Richard N. Perle, assistant secretary of defense for international security policy, and Richard R. Burt, assistant secretary of state for European affairs, confirmed reports that Papandreou's criticism of the United States has caused the administration to explore "alternative" Mediterranean-area locations.
"We are indeed, as the Congress would expect us to, making sure that if we had to leave, we would not be in a situation where we would be unable to adjust," Perle said as the two testified before the House subcommittee on Europe and the Middle East.
Both he and Burt said the administration would prefer to keep the four bases in Greece. Burt said:
"We will do our best to improve relations with Greece, but the Greek government must do its part as well if there is to be progress. In the meantime, I can well understand the frustrations in Congress and elsewhere and the temptation to take punitive measures in return against the Greek government."
The two were testifying about the administration's fiscal 1986 requests that Greece be given $501 million in military aid and Turkey $939 million. That would break with Congress's past insistence that the amount of military aid Greece receives in relation to Turkey not fall below a ratio of 7 to 10.
Burt asserted that the administration wants flexibility to give security assistance where it is most needed rather than according to "a mechanistic formula that has no political or strategic rationale." But, he added, despite U.S. differences with Papandreou, the Greek aid request was based on the administration's assessment of what the United States must provide to live up to its commitments to Greece and to "preserve the common interests."

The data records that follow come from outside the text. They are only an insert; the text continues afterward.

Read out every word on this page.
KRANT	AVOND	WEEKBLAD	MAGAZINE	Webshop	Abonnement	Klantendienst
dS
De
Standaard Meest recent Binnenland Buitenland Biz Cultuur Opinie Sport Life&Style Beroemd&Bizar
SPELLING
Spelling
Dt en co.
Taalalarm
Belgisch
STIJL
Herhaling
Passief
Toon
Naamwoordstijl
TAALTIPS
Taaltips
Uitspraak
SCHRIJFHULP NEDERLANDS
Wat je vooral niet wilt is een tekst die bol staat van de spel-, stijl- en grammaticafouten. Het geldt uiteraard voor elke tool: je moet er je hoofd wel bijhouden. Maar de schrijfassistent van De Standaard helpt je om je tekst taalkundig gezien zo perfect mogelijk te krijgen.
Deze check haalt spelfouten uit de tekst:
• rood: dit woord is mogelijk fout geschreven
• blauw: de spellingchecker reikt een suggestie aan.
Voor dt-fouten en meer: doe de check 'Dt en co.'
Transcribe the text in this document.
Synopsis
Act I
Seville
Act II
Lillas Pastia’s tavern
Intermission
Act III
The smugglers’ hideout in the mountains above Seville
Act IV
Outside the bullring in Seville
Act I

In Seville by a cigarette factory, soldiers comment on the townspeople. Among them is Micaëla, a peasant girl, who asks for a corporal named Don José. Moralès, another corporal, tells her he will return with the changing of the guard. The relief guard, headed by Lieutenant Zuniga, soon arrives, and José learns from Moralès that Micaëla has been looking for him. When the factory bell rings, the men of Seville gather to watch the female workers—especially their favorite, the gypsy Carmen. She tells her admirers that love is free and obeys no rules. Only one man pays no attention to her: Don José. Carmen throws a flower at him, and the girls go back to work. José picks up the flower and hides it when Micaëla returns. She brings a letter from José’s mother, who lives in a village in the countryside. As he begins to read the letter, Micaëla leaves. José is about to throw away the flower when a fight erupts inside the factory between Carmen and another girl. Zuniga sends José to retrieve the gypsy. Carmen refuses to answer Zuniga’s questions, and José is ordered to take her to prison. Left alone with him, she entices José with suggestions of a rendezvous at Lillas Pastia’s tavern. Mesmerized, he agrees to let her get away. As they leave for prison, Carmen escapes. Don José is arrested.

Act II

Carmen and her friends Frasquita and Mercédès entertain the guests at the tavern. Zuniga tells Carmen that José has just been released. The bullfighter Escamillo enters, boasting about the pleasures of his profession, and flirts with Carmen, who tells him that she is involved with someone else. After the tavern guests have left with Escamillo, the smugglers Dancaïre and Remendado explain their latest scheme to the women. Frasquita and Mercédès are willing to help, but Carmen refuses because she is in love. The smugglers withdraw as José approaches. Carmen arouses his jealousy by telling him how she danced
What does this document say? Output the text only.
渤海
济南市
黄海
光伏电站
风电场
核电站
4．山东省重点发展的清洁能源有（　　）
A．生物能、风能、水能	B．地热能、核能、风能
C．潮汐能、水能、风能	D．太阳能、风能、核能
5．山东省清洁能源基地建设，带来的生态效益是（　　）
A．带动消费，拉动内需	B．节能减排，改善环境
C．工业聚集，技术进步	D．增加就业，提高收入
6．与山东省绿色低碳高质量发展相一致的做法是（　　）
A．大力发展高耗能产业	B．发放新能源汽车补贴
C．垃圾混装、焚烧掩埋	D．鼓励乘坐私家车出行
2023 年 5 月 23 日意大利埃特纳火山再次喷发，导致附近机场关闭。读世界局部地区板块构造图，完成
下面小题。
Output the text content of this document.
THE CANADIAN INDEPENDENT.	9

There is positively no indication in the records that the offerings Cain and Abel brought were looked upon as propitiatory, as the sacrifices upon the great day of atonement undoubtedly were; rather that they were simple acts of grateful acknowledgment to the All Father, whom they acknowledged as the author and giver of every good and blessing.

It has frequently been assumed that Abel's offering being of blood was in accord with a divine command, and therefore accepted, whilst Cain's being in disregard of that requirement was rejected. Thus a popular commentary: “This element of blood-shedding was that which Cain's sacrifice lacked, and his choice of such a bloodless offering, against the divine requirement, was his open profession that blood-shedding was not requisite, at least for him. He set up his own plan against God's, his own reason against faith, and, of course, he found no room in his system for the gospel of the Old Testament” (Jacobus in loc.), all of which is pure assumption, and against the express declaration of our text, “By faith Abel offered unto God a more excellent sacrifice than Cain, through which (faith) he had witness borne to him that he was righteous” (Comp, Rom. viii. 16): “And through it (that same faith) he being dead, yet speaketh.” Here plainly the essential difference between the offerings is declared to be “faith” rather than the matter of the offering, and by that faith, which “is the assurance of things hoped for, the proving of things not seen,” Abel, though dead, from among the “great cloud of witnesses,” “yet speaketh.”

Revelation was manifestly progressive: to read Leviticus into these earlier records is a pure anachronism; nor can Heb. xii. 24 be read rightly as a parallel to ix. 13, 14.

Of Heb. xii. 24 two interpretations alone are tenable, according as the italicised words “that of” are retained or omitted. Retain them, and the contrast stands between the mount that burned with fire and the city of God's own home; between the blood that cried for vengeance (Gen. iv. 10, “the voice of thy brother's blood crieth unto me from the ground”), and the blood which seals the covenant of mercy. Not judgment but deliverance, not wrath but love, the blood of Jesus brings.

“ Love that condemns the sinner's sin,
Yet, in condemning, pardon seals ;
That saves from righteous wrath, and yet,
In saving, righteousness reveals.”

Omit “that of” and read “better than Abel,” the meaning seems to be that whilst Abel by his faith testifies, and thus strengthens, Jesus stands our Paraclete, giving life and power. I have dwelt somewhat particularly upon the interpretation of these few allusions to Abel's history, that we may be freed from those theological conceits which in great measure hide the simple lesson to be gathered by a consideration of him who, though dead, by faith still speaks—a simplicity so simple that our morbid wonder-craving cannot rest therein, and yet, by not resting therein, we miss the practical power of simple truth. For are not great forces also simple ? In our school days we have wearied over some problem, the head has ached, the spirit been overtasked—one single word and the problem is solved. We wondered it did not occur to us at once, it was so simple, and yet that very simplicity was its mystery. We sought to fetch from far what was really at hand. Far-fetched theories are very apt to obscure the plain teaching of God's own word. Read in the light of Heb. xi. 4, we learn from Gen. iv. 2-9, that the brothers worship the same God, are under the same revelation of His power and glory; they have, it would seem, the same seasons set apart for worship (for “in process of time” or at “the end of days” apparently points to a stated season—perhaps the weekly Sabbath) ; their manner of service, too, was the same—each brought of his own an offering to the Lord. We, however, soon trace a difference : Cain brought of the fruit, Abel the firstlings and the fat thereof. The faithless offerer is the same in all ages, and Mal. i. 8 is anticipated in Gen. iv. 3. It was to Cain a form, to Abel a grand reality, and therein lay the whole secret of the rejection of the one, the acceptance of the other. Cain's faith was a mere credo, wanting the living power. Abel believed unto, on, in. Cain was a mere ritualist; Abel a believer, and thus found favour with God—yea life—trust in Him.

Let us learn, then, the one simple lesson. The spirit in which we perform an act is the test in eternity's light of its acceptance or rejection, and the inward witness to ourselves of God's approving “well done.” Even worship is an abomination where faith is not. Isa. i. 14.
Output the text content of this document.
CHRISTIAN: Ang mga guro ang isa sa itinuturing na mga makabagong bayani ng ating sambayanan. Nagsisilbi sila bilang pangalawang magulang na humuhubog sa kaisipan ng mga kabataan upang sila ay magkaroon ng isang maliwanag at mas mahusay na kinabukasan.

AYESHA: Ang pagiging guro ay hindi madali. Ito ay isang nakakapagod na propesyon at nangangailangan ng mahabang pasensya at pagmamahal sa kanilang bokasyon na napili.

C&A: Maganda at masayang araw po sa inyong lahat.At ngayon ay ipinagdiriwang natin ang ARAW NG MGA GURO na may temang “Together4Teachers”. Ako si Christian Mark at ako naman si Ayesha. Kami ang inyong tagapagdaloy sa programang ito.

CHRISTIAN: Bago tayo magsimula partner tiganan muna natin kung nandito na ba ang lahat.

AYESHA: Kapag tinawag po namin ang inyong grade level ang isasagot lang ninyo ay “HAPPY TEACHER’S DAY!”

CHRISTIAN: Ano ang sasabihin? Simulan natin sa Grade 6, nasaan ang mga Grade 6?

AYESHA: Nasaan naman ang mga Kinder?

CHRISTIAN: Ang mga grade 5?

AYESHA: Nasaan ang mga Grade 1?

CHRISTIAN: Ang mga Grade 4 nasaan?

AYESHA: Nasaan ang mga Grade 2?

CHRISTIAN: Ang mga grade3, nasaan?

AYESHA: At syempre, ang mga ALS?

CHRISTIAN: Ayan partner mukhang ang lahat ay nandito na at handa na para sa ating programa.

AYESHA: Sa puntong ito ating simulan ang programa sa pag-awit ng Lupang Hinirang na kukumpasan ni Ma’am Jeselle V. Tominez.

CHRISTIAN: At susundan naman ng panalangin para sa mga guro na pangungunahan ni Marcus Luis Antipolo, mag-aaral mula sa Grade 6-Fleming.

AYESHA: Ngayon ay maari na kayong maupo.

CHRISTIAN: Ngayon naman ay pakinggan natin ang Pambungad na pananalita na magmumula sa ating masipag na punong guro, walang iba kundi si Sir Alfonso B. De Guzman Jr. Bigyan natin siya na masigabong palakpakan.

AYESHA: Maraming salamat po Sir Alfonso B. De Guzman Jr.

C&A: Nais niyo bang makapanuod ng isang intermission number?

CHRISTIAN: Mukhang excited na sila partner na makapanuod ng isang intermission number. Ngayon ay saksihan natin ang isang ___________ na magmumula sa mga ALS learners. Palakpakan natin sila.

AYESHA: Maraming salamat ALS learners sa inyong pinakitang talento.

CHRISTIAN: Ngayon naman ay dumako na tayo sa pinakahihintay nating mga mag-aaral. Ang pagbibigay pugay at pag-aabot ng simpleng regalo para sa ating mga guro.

Both he and Perle sought to draw distinctions between "the short-term prospective" of U.S. problems with Papandreou and the security stake that the United States will have "for years to come" in cooperation with Greece.
In response to questions from the committee, they acknowledged that the administration is unhappy over such actions by Papandreou as his refusal to participate fully in the North Atlantic Treaty Organization, his pursuit of better ties with the Soviet Union and his criticisms of the United States including the charge that the South Korean airliner shot down by Soviet aircraft in September 1983 was on a U.S. spy mission.